Deitado embaixo de uma marquise, Vitor Pereira*, 30 anos, se cobre do frio. O par de tênis faz o papel de travesseiro enquanto o edredom doado é ao mesmo tempo a cama, o teto e a parede. Ele se queixa de dor de dente e de uma ferida que tem no corpo, reclamações que têm um direcionamento. Aproxima-se dele uma equipe do Consultório na Rua para verificar a situação. André é acompanhado há dois anos por um grupo multiprofissional de Taguatinga, formado por uma médica, uma enfermeira, uma psicóloga, dois técnicos de enfermagem e uma assistente social.
Os profissionais percorrem toda a região sudoeste, que abrange Águas Claras, Recanto das Emas, Samambaia, Taguatinga e Vicente Pires. O objetivo é levar saúde para as pessoas vulneráveis, que, por preconceitos e dificuldade de acesso, entre outros fatores, só contam com a assistência porque o Estado presta esse serviço.
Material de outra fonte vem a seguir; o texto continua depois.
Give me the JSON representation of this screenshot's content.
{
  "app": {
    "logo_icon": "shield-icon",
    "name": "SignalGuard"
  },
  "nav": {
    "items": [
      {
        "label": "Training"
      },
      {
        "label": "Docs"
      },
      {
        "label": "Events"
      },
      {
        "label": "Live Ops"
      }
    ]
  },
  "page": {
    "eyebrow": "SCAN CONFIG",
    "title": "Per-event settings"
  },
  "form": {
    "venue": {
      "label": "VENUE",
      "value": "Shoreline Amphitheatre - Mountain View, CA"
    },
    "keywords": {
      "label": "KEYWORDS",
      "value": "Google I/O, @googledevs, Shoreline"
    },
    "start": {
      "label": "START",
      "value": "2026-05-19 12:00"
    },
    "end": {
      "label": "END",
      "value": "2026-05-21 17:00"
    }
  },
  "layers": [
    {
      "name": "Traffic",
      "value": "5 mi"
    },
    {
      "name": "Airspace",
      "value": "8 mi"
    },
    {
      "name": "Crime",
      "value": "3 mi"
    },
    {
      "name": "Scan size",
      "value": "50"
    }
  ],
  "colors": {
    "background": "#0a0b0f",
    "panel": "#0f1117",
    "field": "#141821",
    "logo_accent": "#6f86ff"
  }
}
Cinco equipes cobrem o Distrito Federal. A maioria conta com assistente social, enfermeiro, médico, psicólogo e técnicos de enfermagem
Em tratamento
“Gosto muito de ver vocês”, afirma o jovem, que está há cinco anos nas ruas. Ele é soropositivo e iniciou o tratamento pela equipe do consultório itinerante. Atualmente, o rapaz também tem vínculo com a Unidade Básica de Saúde nº 3, onde recebe tratamento. “Não tenho nem documento, mas, tendo qualquer problema sou atendido”, conta. André tem acesso a medicamentos, pomadas e orientações para a prevenção.
“Ele interrompe e volta ao tratamento”, detalha a enfermeira Lea Graziela Nunes Portela. A falta de constância é um desafio. Mas o maior, segundo a equipe, é estabelecer o vínculo com os pacientes.
“Tudo depende da história de vida do paciente, das frustrações e das relações que construiu”, explica a assistente social Ana Rosa Pessoa Peixoto, que trabalha no projeto desde o início, em 2012. “Teve um caso que a gente vinha todos os dias por dois anos e se apresentava como Saúde e ele nem nos respondia. Era um trabalho de formiguinha para conseguir acessar os pacientes”, recorda.
Do outro lado da rua, Artur Magno*, 50 anos, espera a assistência chegar. Ele está sentado em um daqueles cobertores que só se vêem na rua e que se encontra perfeitamente dobrado, como se fosse de hotel. O homem tem esquizofrenia, bipolaridade e usa álcool e outras drogas. A pessoa em situação de rua conta às profissionais sobre as 16 fazendas que diz ter, que é doutor e que morava em uma mansão. Também reclama de uma coceira, de manchas pelo corpo e pede para fazer exames.
Cobertura do atendimento
Começa a chover, e a equipe continua na rua. “Quando prometemos levar um medicamento no dia, nós temos que atender, porque isso impacta a confiança que eles têm na gente”, justifica a enfermeira Lea Graziela.
A equipe da região sudoeste é uma das cinco que cobrem o Distrito Federal. A maioria conta com a composição mínima de assistente social, enfermeiro, médico, psicólogo e técnicos de enfermagem. A gerente de Atenção à Saúde às Populações em Situação Vulnerável e Programas Especiais, Juliana Oliveira Soares, informa que também há duas outras equipes em processo de cadastramento pelo Ministério da Saúde.
De acordo com pesquisa do Instituto de Pesquisa e Estatística do Distrito Federal (Iped) publicada em 2022, a estimativa é de 2.938 pessoas em situação de rua. No mesmo ano, as cinco equipes do consultório itinerante ofertaram 14.325 atendimentos individuais e 20.723 procedimentos, o que inclui aplicação de vacina, insulina, entrega de medicamentos, testes rápidos, entre outros. No ano passado, também foram registrados 1.043 atendimentos odontológicos.
Invasões
As equipes do consultório na rua também são fundamentais para as populações em invasões. Atrás de dois tapumes em Taguatinga, esconde-se uma família de 14 pessoas, que preferiram não se identificar. A água esverdeada deixa clara a insalubridade do espaço. Em um dos paletes que a família usa como ponte, o patriarca da família, 57 anos, escorregou, machucando a perna e as costelas. “Sinto dor para respirar”, contou.
A equipe aplicou analgésico, receitou medicamentos e o encaminhou para que fizesse a radiografia das regiões machucadas. “Pode ter trincado alguma coisa, e é importante checar”, afirma a técnica em enfermagem Eldivone Sousa. Todos receberam um kit de higiene bucal. Os moradores também ganharam uma cesta básica que foi doada pela comunidade à Unidade Básica de Saúde nº 5, de Taguatinga, que é responsável pelo consultório na rua.